È destinata a restare nella memoria la scena, sabato mattina nel Duomo di Milano, dei vescovi delle diocesi lombarde intenti a prendere appunti mentre una dozzina di ragazzi seduti attorno a ciascuno di loro parlavano con padronanza e disinvoltura di grandi temi personali e planetari, dall’ecologia agli affetti. Una prospettiva rovesciata rispetto al consueto, per avviare un dialogo diretto che sarà l’asse del progetto «Giovani e Vescovi» lanciato dalle Chiese della Lombardia con un incipit clamorosamente bello tanto è stato nuovo, vero, promettente. C’è forse un modo più calzante per definire lo scenario di una cattedrale maestosa disseminata di grandi tavoli – navate laterali, transetto, abside, ovunque ci fosse uno spazio libero – per far incontrare le riflessioni a impaccio zero dei giovani e l’ascolto attento dei loro pastori?
Che ci si parli non è certo una novità, le Giornate della gioventù vivono dell’incontro tra Chiesa e nuove generazioni. Dirompente è semmai l’assunzione del dialogo tra pari come un metodo destinato a dissodare il terreno dell’incontro e della missione. La questione giovanile è aggrovigliata, e la scomparsa di molti adolescenti e giovani dai percorsi educativi della Chiesa pone interrogativi che chiedono di essere affrontati. Nessuno dice che è facile: a scavalcare la montagna di un tempo incerto e di una cultura che semina imposture sarà un sentiero stretto assai più che una comoda autostrada. Ma la Chiesa italiana sa oggi più di ieri che seguendo la direzione del dialogo e dell’ascolto c’è un passaggio. Stretto, ma c’è. Si tratta di metterlo in sicurezza, senza lasciare che la vegetazione delle solite cose e di un certo scetticismo diffuso faccia sparire il valico.
Se ci si mette tutti in gioco, può succedere come oggi a Milano: alla fine tutti molto più che contenti, motivati a sentirsi di nuovo all’inizio di un viaggio nella migliore delle compagnie, come i discepoli sul mare di Galilea, e non dentro un vicolo che si sospetta a fondo cieco. È chiaro che per i giovani – i giovani cattolici anche di più – conta sapersi presi sul serio da una Chiesa che alla fornitura del pacchetto tutto incluso per attraversare la vita preferisce l’impegno di accompagnarli fedelmente ovunque si trovino. In un tempo di solitudini che sgomentano fa una grande differenza. Chi in cuor suo ambisce all’autenticità di un’appartenenza cristiana in ogni ambiente, e però dubita di farcela, chiede oggi di sentirsi sostenuto da una presenza fraterna che non viene meno davanti a nulla, su cui contare anche quando la navigazione porta in acque tempestose. Che non giudica ma ascolta, indirizza senza opprimere, perché capisce fino in fondo che la nostra umanità non è mai tutta d’un pezzo. E allora succede che i giovani e i loro padri nella fede si possano incontrare come tra gente che credeva di essere distante e invece si è ritrovata in una casa sentita fino in fondo come la propria. Il posto migliore dove spendere la vita e invitare altri a entrare.

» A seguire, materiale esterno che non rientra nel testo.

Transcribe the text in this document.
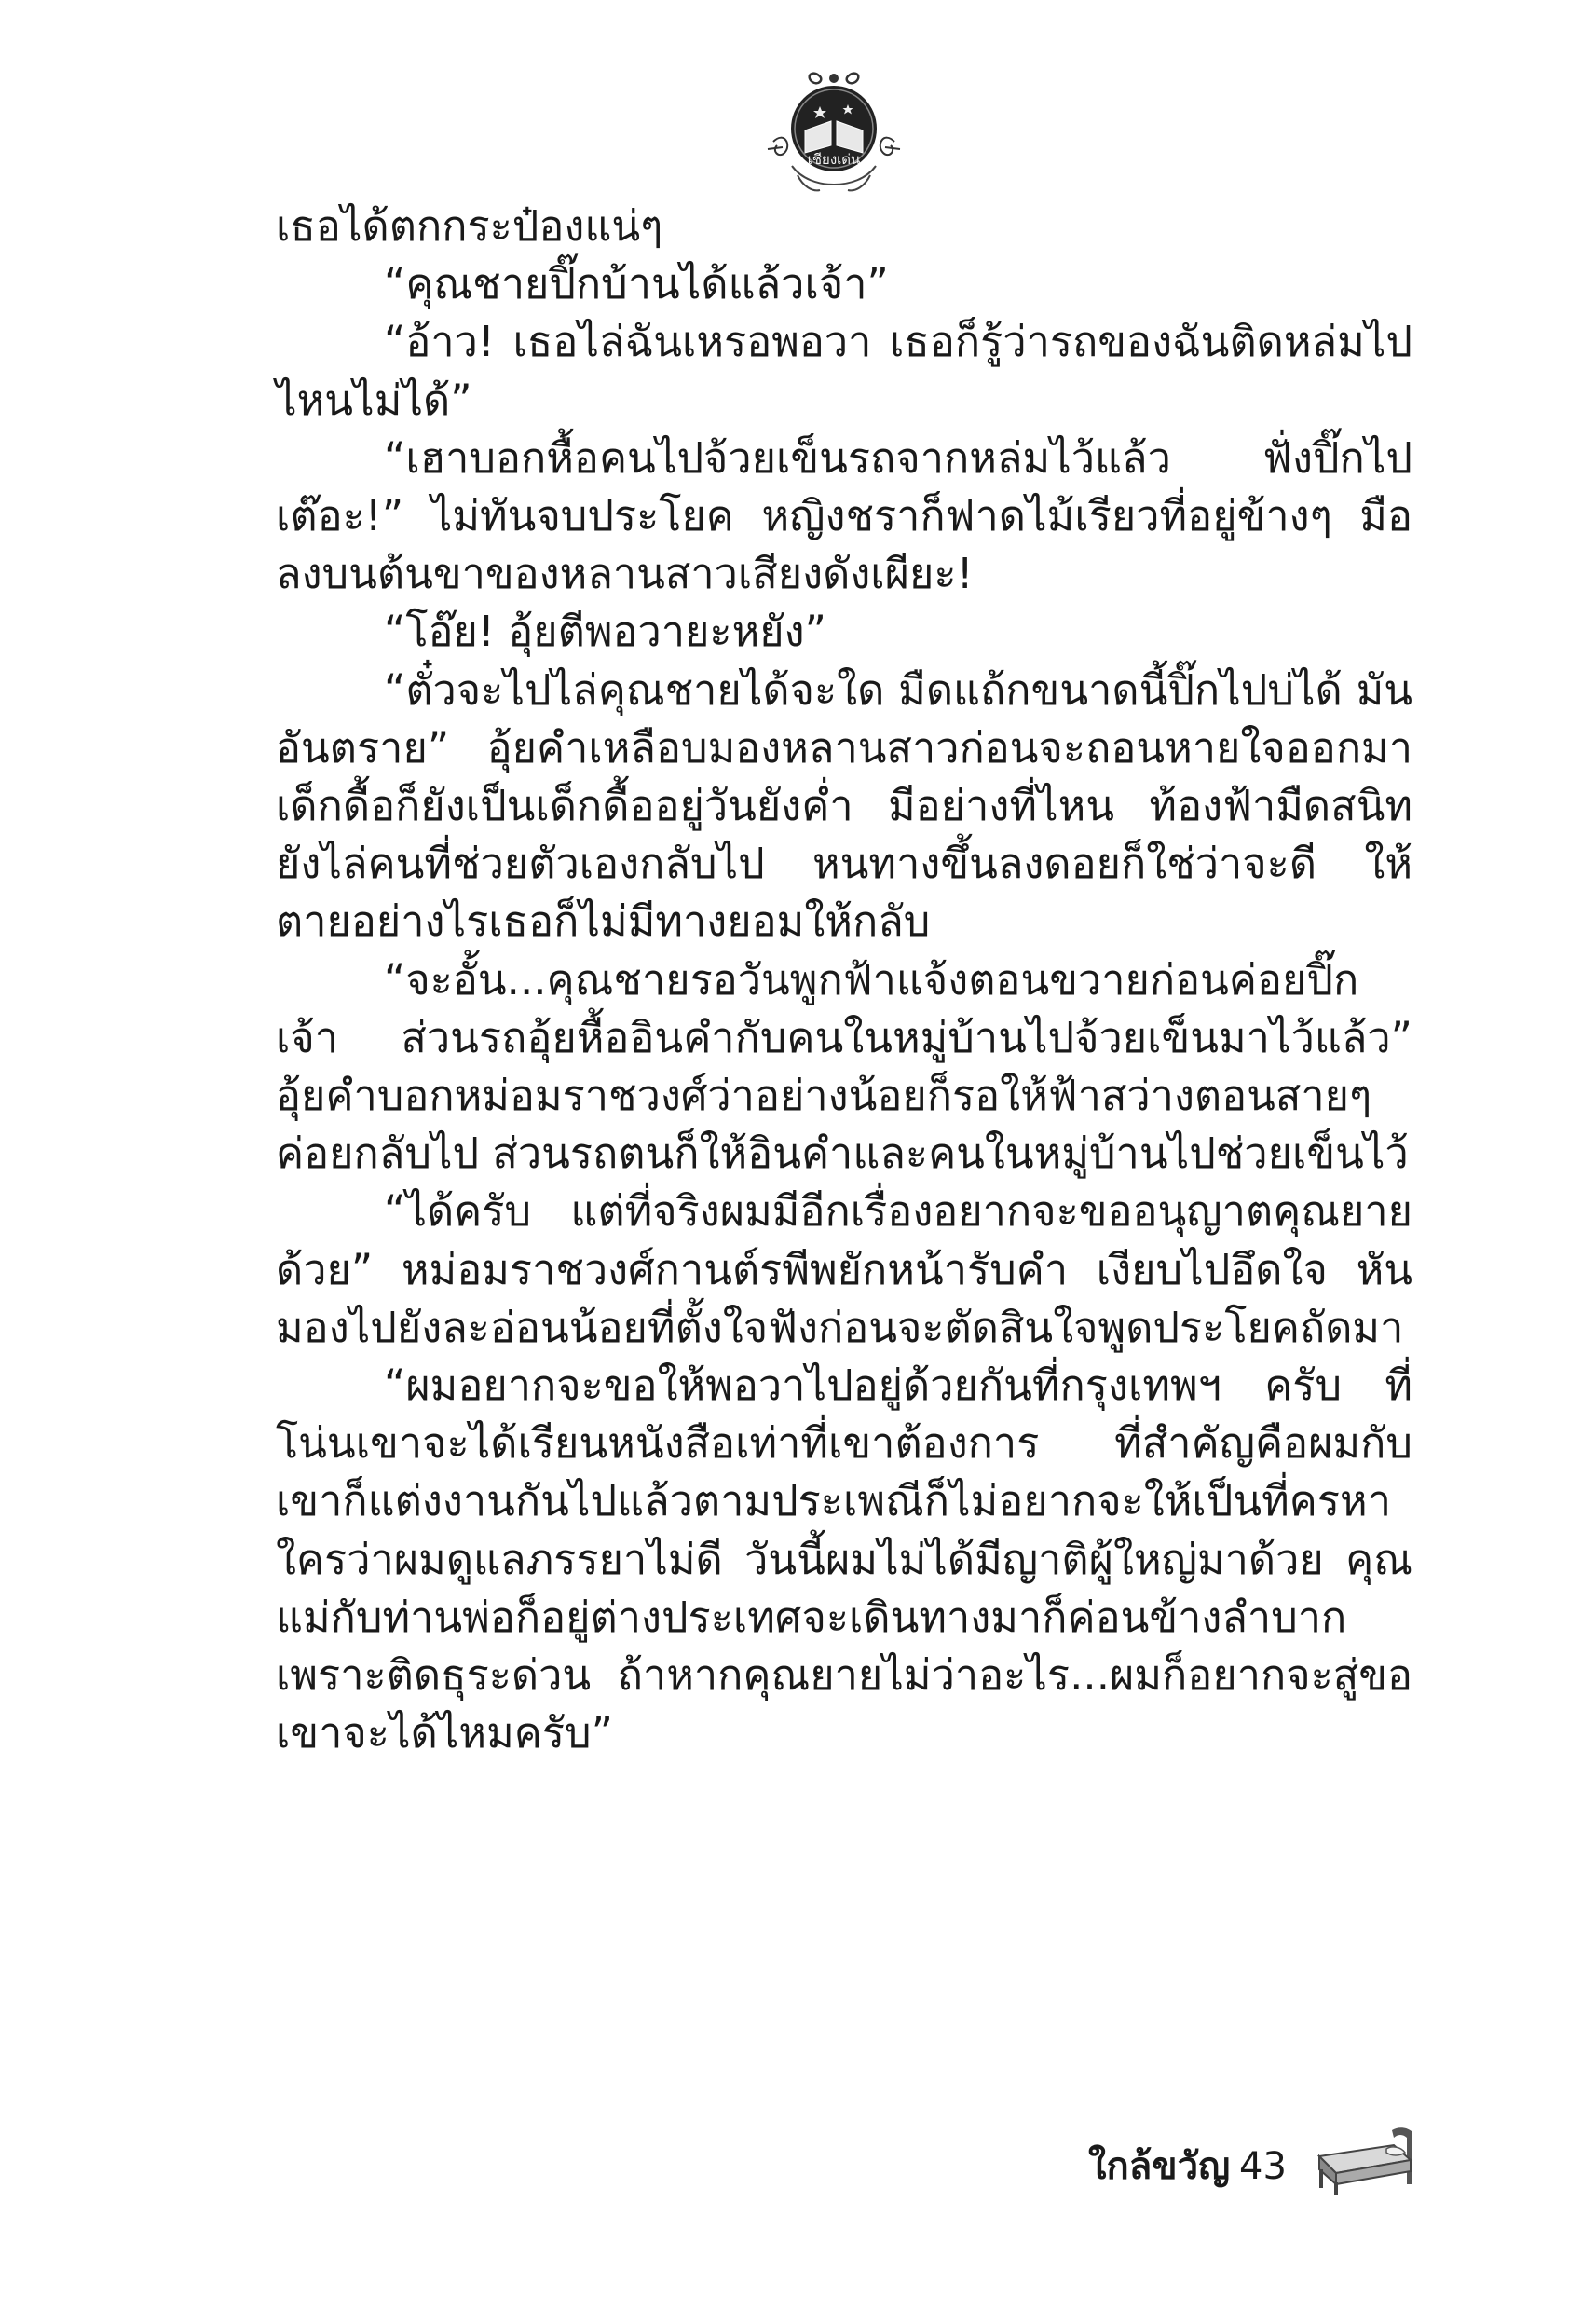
เชียงเด่น

เธอได้ตกกระป๋องแน่ๆ

“คุณชายปิ๊กบ้านได้แล้วเจ้า”

“อ้าว! เธอไล่ฉันเหรอพอวา เธอก็รู้ว่ารถของฉันติดหล่มไปไหนไม่ได้”

“เฮาบอกหื้อคนไปจ้วยเข็นรถจากหล่มไว้แล้ว ฟั่งปิ๊กไปเต๊อะ!” ไม่ทันจบประโยค หญิงชราก็ฟาดไม้เรียวที่อยู่ข้างๆ มือลงบนต้นขาของหลานสาวเสียงดังเผียะ!

“โอ๊ย! อุ้ยตีพอวายะหยัง”

“ตั๋วจะไปไล่คุณชายได้จะใด มืดแถ้กขนาดนี้ปิ๊กไปบ่ได้ มันอันตราย” อุ้ยคำเหลือบมองหลานสาวก่อนจะถอนหายใจออกมา เด็กดื้อก็ยังเป็นเด็กดื้ออยู่วันยังค่ำ มีอย่างที่ไหน ท้องฟ้ามืดสนิทยังไล่คนที่ช่วยตัวเองกลับไป หนทางขึ้นลงดอยก็ใช่ว่าจะดี ให้ตายอย่างไรเธอก็ไม่มีทางยอมให้กลับ

“จะอั้น...คุณชายรอวันพูกฟ้าแจ้งตอนขวายก่อนค่อยปิ๊กเจ้า ส่วนรถอุ้ยหื้ออินคำกับคนในหมู่บ้านไปจ้วยเข็นมาไว้แล้ว” อุ้ยคำบอกหม่อมราชวงศ์ว่าอย่างน้อยก็รอให้ฟ้าสว่างตอนสายๆ ค่อยกลับไป ส่วนรถตนก็ให้อินคำและคนในหมู่บ้านไปช่วยเข็นไว้

“ได้ครับ แต่ที่จริงผมมีอีกเรื่องอยากจะขออนุญาตคุณยายด้วย” หม่อมราชวงศ์กานต์รพีพยักหน้ารับคำ เงียบไปอึดใจ หันมองไปยังละอ่อนน้อยที่ตั้งใจฟังก่อนจะตัดสินใจพูดประโยคถัดมา

“ผมอยากจะขอให้พอวาไปอยู่ด้วยกันที่กรุงเทพฯ ครับ ที่โน่นเขาจะได้เรียนหนังสือเท่าที่เขาต้องการ ที่สำคัญคือผมกับเขาก็แต่งงานกันไปแล้วตามประเพณีก็ไม่อยากจะให้เป็นที่ครหาใครว่าผมดูแลภรรยาไม่ดี วันนี้ผมไม่ได้มีญาติผู้ใหญ่มาด้วย คุณแม่กับท่านพ่อก็อยู่ต่างประเทศจะเดินทางมาก็ค่อนข้างลำบากเพราะติดธุระด่วน ถ้าหากคุณยายไม่ว่าอะไร...ผมก็อยากจะสู่ขอเขาจะได้ไหมครับ”

ใกล้ขวัญ 43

La prova è il clima di gioia profonda che si respirava sul sagrato del Duomo al termine di quasi tre ore di confronto in quattordici tavoli, con altrettanti vescovi al fianco di duecento giovani tra i 18 e i 30 anni dalle più disparate esperienze personali, studentesche, professionali ed ecclesiali. Tutto così bello da far dire agli uni e agli altri “ecco, così si fa”. È servito a capire che lo stile di un percorso “sinodale” anche tra i nostri ragazzi dev’essere la condivisione sincera di domande, esperienze, inquietudini, fragilità e slanci, sentendosi parte – giovani e Chiesa – dello stesso tempo e abbattendo il muro invisibile che separa chi cerca le risposte e chi le offre. A definire dove e in chi trovare la parola di verità che si desidera sarà allora un’autorevolezza riconquistata con l’assoluta credibilità. Perché ora non si tratta di decidere quali attività mettere in campo per recuperare a parrocchie e oratori i giovani che sono andati altrove, o non sembrano interessati a nulla che sa di religioso, ma di avvertire che siamo tutti compagni di vita, complicata com’è, e che le questioni poste dai giovani ai loro pastori appartengono agli uni come agli altri. A tutti.
È la questione educativa riletta in una società post-pandemica che rischia di farsi divorare dalla fretta di riportare l’orologio all’ora di “prima” senza vedere che molto è cambiato nel cuore della gente, ragazzi in primis. Sta passando l’occasione per cambiare prospettiva, anche nella pastorale. I giovani ci stanno dicendo che ad ascoltarli fino in fondo, come i vescovi lombardi ieri, c’è molto da capire del nuovo attorno e dentro di noi.